Dr. Brandi Jackson is a psychiatrist for our Englewood health care center and a clinician at Rush University & cofounder of MedLikeMe – an online magazine that provides a space for black and brown med student and doctors. Her passion for social justice and medicine go hand in hand – with a dedication to serving the under-served. See below for her thoughts on the current crisis and how HAH is stepping up in ways that many other institutions are not.
It was mid-March, when the news described the sharp uptick in Coronavirus cases, and I knew that this was not a false alarm. Though news outlets reported that coronavirus does not discriminate, I suspected differently – not everyone was at equal risk of dying. As a black woman and community psychiatrist, I knew that statement subverted the truth. It belied the fact that mental health disparities based on race and socioeconomic status are baked into the fabric of our healthcare system. These systemized disparities are codified by thick hospital policy books and maintained by healthcare administrators who have never even heard of critical race theory, let alone applied it to the mental health system.
None of this is news to those who have devoted their lives to dismantling racism in medicine. I was gutted, but not surprised, to learn that 70% of COVID deaths in Chicago were black people, even though blacks make up 29% of the city’s population. I am a psychiatrist at Heartland Alliance Health (HAH), a federally qualified health center where anyone can receive healthcare regardless of ability to pay. The vast majority of our participants are experiencing homelessness, living in poverty and/or seeking safety, and face complex medical issues exacerbated by racial inequities.
As a psychiatrist, I deal in identity and meaning – and see how people are hurt by big-picture policies. Things like red lining, or stop and frisk, or over policing – these policies change the way people think about themselves. So when a person of color sees a doctor, they expect to see someone who does not look like them, and have experienced being talked down to by providers. They’ve had their intelligence questioned, and been given diagnoses that have not been determined by evidence. That results in not speaking up about your pain.
It is difficult to be a black psychiatrist in these times. I find myself trying to comfort black people traumatized by COVID-19 while I process my own trauma. COVID-19 has brought my identity as a medical doctor and as a black person into conflict. As mental health awareness month comes to a close, I have the prickly sense that the mental health fallout is only just beginning. This is particularly true for the black community, which has once again been faced with the stark truth that we are considered dispensable by our own nation. Few realities are more damaging to a psyche than that.
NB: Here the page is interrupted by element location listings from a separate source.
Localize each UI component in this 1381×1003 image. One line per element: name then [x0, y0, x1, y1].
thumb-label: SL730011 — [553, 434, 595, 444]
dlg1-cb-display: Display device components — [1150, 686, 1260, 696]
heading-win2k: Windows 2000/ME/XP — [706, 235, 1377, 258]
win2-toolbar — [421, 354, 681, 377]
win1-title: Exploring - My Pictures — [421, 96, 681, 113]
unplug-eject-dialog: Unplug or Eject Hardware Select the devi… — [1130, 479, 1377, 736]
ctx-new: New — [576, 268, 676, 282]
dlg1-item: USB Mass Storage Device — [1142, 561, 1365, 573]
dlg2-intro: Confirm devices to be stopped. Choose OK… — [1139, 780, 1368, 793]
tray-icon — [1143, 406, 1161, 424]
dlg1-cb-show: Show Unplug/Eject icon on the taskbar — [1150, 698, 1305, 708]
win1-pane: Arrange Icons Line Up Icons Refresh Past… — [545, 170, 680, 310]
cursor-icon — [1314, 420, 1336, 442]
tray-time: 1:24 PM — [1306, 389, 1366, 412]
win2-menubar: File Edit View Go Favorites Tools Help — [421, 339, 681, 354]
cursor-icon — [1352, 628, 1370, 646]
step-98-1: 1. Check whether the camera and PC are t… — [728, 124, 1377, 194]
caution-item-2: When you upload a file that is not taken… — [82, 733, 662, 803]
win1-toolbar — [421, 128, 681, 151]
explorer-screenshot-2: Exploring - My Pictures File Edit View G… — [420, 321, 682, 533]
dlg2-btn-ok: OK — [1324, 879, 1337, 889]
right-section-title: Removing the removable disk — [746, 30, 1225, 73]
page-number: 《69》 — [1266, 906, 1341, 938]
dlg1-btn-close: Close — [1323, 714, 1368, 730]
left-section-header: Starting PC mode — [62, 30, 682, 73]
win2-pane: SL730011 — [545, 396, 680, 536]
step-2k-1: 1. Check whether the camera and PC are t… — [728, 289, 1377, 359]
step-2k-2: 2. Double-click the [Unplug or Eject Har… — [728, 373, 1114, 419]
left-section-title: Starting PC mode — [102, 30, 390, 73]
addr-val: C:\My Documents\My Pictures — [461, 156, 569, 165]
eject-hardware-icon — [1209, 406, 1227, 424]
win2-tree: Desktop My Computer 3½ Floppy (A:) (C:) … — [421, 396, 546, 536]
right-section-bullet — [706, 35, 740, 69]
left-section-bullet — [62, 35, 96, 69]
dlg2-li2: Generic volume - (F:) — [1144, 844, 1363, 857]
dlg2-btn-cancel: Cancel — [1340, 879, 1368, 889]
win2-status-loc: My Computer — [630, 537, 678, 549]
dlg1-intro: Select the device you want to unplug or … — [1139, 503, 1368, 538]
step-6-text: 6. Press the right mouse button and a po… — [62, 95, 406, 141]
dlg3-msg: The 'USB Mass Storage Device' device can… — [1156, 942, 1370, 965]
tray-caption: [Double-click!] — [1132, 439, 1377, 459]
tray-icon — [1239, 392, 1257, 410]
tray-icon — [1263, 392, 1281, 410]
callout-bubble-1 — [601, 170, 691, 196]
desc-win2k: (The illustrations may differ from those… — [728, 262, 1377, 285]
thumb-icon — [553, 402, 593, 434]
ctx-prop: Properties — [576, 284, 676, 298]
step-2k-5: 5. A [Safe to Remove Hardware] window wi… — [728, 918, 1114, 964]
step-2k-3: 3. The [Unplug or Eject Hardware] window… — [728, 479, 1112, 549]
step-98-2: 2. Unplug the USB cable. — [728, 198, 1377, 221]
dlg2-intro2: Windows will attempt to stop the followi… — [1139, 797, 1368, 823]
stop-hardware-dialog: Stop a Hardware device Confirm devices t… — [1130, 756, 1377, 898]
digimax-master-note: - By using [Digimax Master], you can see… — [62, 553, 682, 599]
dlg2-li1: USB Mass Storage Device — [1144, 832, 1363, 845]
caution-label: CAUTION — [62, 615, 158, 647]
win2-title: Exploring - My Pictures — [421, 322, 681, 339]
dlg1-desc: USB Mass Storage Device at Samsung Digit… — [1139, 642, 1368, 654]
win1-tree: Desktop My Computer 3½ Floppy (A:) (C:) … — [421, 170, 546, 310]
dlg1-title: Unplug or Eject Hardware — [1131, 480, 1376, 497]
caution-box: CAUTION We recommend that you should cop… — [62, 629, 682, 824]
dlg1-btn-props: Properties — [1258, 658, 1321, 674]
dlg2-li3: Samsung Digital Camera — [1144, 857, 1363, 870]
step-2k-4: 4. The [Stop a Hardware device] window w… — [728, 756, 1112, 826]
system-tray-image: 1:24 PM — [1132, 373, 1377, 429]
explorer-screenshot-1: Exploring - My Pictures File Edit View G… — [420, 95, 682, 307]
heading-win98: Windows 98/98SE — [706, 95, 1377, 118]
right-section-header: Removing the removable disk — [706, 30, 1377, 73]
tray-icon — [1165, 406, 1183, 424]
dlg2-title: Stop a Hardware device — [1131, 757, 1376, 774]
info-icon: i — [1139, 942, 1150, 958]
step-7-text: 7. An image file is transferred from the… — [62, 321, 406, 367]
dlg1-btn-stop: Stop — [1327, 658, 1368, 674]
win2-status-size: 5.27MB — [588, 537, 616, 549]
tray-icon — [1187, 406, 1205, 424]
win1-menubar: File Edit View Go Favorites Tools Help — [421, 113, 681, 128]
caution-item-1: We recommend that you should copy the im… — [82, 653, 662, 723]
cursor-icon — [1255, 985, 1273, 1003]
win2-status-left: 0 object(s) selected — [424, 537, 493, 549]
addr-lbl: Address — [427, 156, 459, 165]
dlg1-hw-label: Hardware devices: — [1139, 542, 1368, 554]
Despite the shortcomings of my profession, I truly believe that most healthcare workers and administrators strive to improve the health of all people. However, they don’t have the tools or knowledge they need to fight the war we find ourselves in.
What medicine needs more than ever are providers willing to do the hard work of being fully present with people. All of it comes down to the interactions in the exam room – and it is challenging work to finally be the one doctor to ask “How are you doing?”
But there is hope. My colleagues at HAH worked to build an environment where patients are respected. When we opened our Englewood health center, people had questions about us – and we worked hard to gain the trust of this community. When the pandemic began, we sprang into action without hesitation. The organization secured COVID test kits and started administering throughout the community. Community Health Centers know that top-down administrations are not nimble enough – or have the relationships – to meet the ever-changing needs of the medically-underserved.
It is possible to eliminate racial health disparities in our lifetime. Systemic racism in medicine was built with intention, and it can be undone with intention. We don’t even need to reinvent the wheel. Patients, social workers, and community health workers know what needs to be done to provide safe, equitable care. The question now is whether medicine at large, is ready to listen.